Bibl. F. Odorici, La Nazionale Biblioteca di Parma, Torino, 1873, 38 (not seen); A. Favaro, ‘Nuove ricerche sul matematico Leonardo Cremonese’, Bibliotheca Mathematica Dritte Folge 5 (1904), 326-341: 327-328; F. S. Benjamin, G. J. Toomer, Campanus of Novara and Medieval Planetary Theory, Theorica planetarum, Madison-London, 1971, 81-82; P. O. Kristeller, Iter Italicum, II, London-Leiden, 1977, 42 and 554.

50r–⁠52r

‘Incipit liber quem edidit Thebit filius Chore de his que indigent expositione antequam legatur Almagesti. <E>quator diei est circulus maior qui describitur super duos polo (!) orbis ― aut propinqui oppositioni erunt retrogradi. Finis.’

106r–⁠115r

‘De utilitate astrolabii liber nonus [title added in upper margin by another hand]. <Q>uemadmodum Ptholomeus et ante eum nonnulli veteris auctoritatis viri antiquas scribunt hystorias… (106v) Sit possibile, Iesure, et plerumque necessarium ut in plano represententur circuli in speram corpoream incidentes — (114r) cum ipsis circulis tropicis et cum circulis meridianis signa distinguentibus. <C>apitulum quod non est de libro quod edidit Abualcatim Maslem filius Ameti. Dixit Maslem filius Ameti: Iam rememoratus est Ptolomeus in hoc libro — tibi quod volueris de scientia tabularum. Finis. Laus Deo.’

= Ptolemy, Planispherium (tr. Hermann of Carinthia) (A.6.1)

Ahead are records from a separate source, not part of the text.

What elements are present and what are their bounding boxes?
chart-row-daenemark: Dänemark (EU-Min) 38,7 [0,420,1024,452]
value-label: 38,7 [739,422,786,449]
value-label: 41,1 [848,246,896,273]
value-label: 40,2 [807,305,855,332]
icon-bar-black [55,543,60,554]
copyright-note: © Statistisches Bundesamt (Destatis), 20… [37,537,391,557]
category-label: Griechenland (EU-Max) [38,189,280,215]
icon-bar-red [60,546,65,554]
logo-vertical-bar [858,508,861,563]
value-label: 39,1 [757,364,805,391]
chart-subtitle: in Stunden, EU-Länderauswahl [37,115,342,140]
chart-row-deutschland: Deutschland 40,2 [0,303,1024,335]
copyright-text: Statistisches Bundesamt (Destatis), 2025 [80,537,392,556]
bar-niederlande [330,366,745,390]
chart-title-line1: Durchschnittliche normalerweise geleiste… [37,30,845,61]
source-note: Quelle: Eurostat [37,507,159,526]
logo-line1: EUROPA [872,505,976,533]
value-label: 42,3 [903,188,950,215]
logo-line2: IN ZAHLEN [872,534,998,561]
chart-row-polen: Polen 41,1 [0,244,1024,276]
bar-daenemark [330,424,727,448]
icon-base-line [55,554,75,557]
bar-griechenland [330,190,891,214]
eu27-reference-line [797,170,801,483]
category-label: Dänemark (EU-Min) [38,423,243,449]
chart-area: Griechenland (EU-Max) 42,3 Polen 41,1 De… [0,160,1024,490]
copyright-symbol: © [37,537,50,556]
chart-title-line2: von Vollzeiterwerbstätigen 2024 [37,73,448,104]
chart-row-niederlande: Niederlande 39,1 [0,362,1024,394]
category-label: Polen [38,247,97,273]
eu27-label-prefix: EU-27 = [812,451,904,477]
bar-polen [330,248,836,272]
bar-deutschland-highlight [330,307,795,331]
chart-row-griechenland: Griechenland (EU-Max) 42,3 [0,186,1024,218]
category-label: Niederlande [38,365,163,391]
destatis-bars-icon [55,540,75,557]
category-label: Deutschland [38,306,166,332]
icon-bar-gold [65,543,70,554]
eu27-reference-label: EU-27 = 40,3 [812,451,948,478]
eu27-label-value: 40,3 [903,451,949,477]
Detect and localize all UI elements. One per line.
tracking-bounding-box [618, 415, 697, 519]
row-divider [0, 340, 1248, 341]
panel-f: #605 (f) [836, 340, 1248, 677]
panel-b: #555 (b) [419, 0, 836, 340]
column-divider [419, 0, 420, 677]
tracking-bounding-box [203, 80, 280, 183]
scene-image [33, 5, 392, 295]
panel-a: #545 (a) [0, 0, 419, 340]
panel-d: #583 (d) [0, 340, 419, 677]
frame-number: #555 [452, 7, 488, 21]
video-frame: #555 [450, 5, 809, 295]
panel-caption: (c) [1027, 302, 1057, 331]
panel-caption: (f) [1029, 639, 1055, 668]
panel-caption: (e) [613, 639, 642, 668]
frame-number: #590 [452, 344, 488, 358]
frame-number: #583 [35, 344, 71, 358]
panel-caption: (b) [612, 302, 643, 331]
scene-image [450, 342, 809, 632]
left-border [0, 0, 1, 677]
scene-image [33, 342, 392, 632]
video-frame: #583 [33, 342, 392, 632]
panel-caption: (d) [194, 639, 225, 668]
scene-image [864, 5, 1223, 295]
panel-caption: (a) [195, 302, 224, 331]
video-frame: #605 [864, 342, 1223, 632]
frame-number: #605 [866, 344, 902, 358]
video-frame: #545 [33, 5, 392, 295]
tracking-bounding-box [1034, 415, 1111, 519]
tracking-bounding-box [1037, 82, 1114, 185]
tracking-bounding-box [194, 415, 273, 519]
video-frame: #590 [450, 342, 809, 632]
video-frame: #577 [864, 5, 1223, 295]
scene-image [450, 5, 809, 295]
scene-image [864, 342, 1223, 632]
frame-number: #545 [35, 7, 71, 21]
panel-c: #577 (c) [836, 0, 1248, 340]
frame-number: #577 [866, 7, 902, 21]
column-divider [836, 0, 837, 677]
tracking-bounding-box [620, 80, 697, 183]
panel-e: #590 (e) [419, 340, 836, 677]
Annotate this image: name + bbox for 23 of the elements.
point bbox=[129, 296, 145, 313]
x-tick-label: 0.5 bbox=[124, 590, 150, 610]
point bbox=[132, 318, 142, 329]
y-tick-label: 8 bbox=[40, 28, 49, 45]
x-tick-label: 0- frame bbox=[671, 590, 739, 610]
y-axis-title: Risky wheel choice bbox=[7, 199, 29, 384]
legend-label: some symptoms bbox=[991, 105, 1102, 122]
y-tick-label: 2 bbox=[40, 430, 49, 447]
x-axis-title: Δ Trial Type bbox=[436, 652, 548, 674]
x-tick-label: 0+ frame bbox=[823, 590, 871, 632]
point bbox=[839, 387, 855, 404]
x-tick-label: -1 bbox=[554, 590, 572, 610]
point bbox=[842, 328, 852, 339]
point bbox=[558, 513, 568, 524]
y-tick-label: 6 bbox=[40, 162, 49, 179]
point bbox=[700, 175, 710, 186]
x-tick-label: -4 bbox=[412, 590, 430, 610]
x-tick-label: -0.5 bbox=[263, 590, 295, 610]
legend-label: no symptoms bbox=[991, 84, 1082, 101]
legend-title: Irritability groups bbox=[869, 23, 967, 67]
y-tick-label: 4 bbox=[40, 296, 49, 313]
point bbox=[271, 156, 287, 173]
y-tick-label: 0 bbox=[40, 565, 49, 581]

, Class II. Translator’s preface, 106r-106v; text, 106v-114r; Maslama’s Zxtra Chapter, 114r-115r. No glosses. This MS is wrongly referred to as ‘Parma 954, 15c, ff. 106r-155r’ in P. Kunitzsch, R. Lorch, Maslama’s Notes on Ptolemy’s Planisphaerium and Related Texts, Munich, 1994, 35.